Borders with more countries re-open – passengers from 50 countries can now enter Malta
From Wednesday, Malta made another step in its return to a new normal as it removed travel restrictions to and from another 28 countries. This follows the step made two weeks ago when the airport re-opened for commercial flights to and from 22 countries.
The Supt of Public Health, Prof Charmaine Gauci said she was pleasantly surprised that with the airport open, no other imported case has been found while the number of active cases has gone down to just four.
For the sixth day in a row, there have been no new cases of COVID-19 in Malta and active cases have gone down to four after another person recovered. The Health authorities said that between Tuesday and Wednesday almost 1000 swab tests have been carried out.
Prof Gauci said this is a very encouraging trend however Malta cannot declare that it is completely virus-free.

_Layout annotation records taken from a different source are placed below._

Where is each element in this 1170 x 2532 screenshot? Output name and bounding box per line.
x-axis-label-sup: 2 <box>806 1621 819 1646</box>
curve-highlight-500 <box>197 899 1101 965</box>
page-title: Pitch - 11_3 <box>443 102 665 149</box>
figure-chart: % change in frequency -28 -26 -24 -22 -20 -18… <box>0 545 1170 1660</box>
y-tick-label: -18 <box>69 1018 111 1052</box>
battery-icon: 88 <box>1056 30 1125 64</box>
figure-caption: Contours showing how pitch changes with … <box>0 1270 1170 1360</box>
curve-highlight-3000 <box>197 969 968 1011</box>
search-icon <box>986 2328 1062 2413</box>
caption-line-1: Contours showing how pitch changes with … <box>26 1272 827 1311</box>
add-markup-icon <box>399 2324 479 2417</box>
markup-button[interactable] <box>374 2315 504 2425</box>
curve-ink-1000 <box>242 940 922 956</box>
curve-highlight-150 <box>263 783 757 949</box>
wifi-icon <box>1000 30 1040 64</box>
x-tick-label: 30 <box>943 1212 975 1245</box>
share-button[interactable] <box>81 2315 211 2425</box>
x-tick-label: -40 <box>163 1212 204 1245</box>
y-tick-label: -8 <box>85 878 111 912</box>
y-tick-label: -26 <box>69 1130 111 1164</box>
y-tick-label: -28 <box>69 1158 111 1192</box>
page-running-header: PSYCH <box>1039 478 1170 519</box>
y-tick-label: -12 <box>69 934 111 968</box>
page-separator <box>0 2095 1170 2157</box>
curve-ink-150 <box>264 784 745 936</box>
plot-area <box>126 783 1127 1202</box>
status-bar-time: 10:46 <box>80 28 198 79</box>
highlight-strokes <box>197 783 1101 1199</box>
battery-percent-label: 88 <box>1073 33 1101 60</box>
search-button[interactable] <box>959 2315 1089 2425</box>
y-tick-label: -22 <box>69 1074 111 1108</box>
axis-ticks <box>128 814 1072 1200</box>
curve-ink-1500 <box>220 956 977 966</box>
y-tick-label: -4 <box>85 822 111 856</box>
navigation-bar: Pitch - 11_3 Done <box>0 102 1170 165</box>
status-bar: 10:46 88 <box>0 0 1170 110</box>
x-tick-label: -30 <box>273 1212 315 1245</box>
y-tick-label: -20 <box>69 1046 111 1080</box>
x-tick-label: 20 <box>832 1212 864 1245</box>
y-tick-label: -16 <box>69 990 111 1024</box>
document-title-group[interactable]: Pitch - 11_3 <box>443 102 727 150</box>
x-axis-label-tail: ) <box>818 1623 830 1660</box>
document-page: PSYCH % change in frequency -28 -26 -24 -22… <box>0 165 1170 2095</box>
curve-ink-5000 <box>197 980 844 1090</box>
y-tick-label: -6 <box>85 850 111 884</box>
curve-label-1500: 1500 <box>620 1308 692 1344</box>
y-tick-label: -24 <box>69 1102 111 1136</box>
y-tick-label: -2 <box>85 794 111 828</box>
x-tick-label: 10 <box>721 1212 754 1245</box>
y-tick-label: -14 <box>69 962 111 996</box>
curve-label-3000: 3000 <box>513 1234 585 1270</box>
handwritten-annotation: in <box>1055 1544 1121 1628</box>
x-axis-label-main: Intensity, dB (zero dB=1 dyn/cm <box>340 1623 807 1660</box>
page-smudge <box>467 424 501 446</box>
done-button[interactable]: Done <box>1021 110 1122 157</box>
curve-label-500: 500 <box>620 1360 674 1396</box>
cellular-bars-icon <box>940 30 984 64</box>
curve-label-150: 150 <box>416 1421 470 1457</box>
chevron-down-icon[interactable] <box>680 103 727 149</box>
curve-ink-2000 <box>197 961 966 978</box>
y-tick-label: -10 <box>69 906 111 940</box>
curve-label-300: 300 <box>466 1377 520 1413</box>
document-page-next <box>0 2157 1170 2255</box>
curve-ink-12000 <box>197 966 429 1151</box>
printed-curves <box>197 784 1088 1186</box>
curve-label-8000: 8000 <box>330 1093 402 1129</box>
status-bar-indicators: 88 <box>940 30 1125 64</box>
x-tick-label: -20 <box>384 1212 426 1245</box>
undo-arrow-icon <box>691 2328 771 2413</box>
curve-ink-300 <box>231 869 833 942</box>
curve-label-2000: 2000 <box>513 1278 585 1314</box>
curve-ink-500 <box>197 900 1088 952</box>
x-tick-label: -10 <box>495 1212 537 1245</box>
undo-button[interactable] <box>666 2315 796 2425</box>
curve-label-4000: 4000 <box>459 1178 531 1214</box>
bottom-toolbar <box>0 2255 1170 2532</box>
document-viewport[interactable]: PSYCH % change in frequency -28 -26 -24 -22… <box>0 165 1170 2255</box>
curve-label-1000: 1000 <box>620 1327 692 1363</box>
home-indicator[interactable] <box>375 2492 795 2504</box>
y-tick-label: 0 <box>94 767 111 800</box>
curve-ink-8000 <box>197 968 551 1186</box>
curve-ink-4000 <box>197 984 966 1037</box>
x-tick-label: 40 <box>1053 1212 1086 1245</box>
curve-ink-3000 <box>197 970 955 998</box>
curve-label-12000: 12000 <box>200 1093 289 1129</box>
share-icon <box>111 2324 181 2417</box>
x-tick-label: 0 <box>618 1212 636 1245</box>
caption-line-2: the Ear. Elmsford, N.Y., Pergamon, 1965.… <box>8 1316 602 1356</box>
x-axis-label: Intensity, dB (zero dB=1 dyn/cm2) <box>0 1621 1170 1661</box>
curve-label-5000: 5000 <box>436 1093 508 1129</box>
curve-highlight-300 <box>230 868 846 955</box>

“The best thing we can have is a vaccine but from studies we are seeing we are still months away from having this vaccine, so each one of us needs to do our best to protect ourselves but also to protect others,” she said.
Prof Gauci said that the rate of transmission in Malta is still low at 0.3 as it was when the travel ban was first lifted. She said that she is actually very satisfied that two weeks from the re-opening of the international airport to 20 European destinations, no imported case have been reported.
“This confirms the fact that when we opened to these countries we saw that, as recommended by the EU, we started opening slowly with cautious steps and chose those places where the R.O factor was not very high,” she continued.
She said that these principles were once again what guided the authorities in their decision to announce the list of destinations where travel restrictions have been lifted, which has now been increased to 50 countries.
Prof Gauci said that although the EU has issued a list of countries considered to be safe for travel, Malta made its own evaluation and felt that there are some countries outside of the EU which because of a spike in their number of cases, it was not wise to open up travel to and from these destinations.
Speaking about citizens coming back from countries not on this list, Prof Gauci said they require special permission from her office and will be subject to various conditions.
“In this case we have a protocol which includes having a swab test before they come, and having to go into quarantine and be tested again when they are in Malta,” she said.
In order to ensure that people who are in quarantine remain indoors for the full 14 days on their arrival to Malta, Prof Gauci said that inspectors from the Environmental Health Directorate will still be carrying out random inspections.